Typically because of the time constraints for filing an opposition it is usual to assume that any document that has been acquired is in the public domain. However, just because a document is dated, does not necessarily mean that that document was in the public domain on that date. For example, typically before work on a standard begins, the standards body sends out a call for technologies. Often documents are submitted in response to that call for technologies and may be presented to other parties. At this point these documents are not necessarily published on a server or submitted to the standards body but are exchanged between the parties intending to contribute to the formation of the standard.

These documents can represent very useful prior art for an opponent wishing to attack a patent. If opposing a patent with documents acquired from engineers, a classic defence is for the patent proprietor to assert that these were not published (or in the public domain) or at least not published on the date that appears on the document itself.

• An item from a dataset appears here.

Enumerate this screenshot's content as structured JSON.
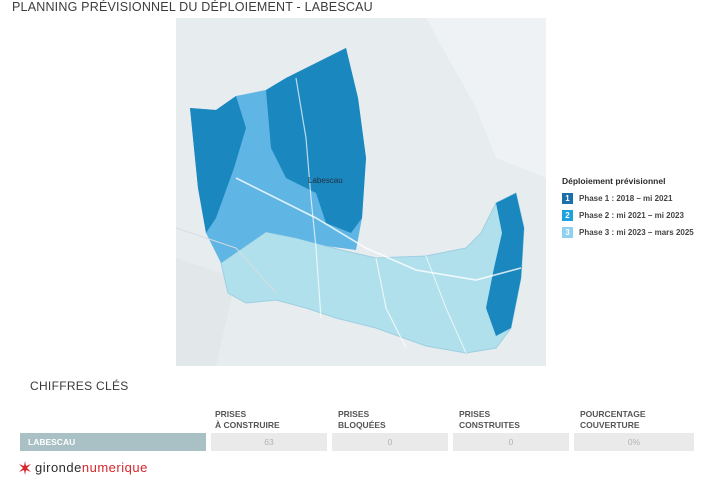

Defence: witness statements

The opposition procedure is relatively stream line. This means that analysis of evidence and documents is as rigorous as time allows by this relatively streamlined procedure. Typically there is also no cross examination of witnesses because the opposition is usually based on written evidence. One thing an opponent can do if a publication date is challenged is to prepare witness statements establishing the what, when, where, how and to whom a disclosure was made. For example, an engineer’s witness statement would detail how long they worked for an organisation, in what role, and note that they were a member of a group which reviewed documents before the establishment of a standards body. This statement should be signed and dated and possibly countersigned. Clearly, the greater the number of witness statements supporting disclosure of a document the better. Furthermore, a witness statement prepared and signed by a person working for a party other than the opponent, though often difficult and time consuming, will add credibility to the witness statement.

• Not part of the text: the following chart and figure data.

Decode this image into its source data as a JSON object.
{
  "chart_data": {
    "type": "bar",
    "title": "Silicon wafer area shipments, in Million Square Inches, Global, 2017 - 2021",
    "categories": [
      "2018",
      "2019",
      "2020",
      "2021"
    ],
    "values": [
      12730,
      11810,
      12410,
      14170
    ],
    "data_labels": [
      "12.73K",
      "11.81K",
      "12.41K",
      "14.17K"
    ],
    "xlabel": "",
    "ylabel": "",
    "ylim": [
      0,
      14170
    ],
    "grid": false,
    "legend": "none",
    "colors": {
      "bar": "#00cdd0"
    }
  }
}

Opposition: challenging witness statements

So what does the opponent do in response? Even with the witness statements prepared and filed, that is not necessarily the end of the story. A patent proprietor can still challenge or refuse to acknowledge the witness statements, leaving the opposition division to decide on whether they accept that this document was published on the alleged date or not. The patent proprietor can also use any inconsistency to their advantage. For example, a witness statement purporting to support the disclosure of document A on a certain date which does not mention another document B can be used by the patent proprietor to imply that document B was not published.

Conclusion

The opposition procedure at the European Patent Office represents a very effective way of attacking the intellectual property position of a party. It is relatively inexpensive and can provide rapid results. In some business situations, for example for standards related patents, the validity of the patent is the only factor in question. If the patent is related to a standard then the issue of infringement is rarely reviewed. This means that the opposition may be the only time the patent is challenged.

The supporting evidence and arguments which surround the publication dates of documents can be crucial in successfully opposing or defending an opposition against a European patent. The opposition division should accept the evidence on the balance of probabilities but in reality will be reluctant to revoke a European patent unless certain that a relevant document was indeed in the public domain on the date asserted by an opponent.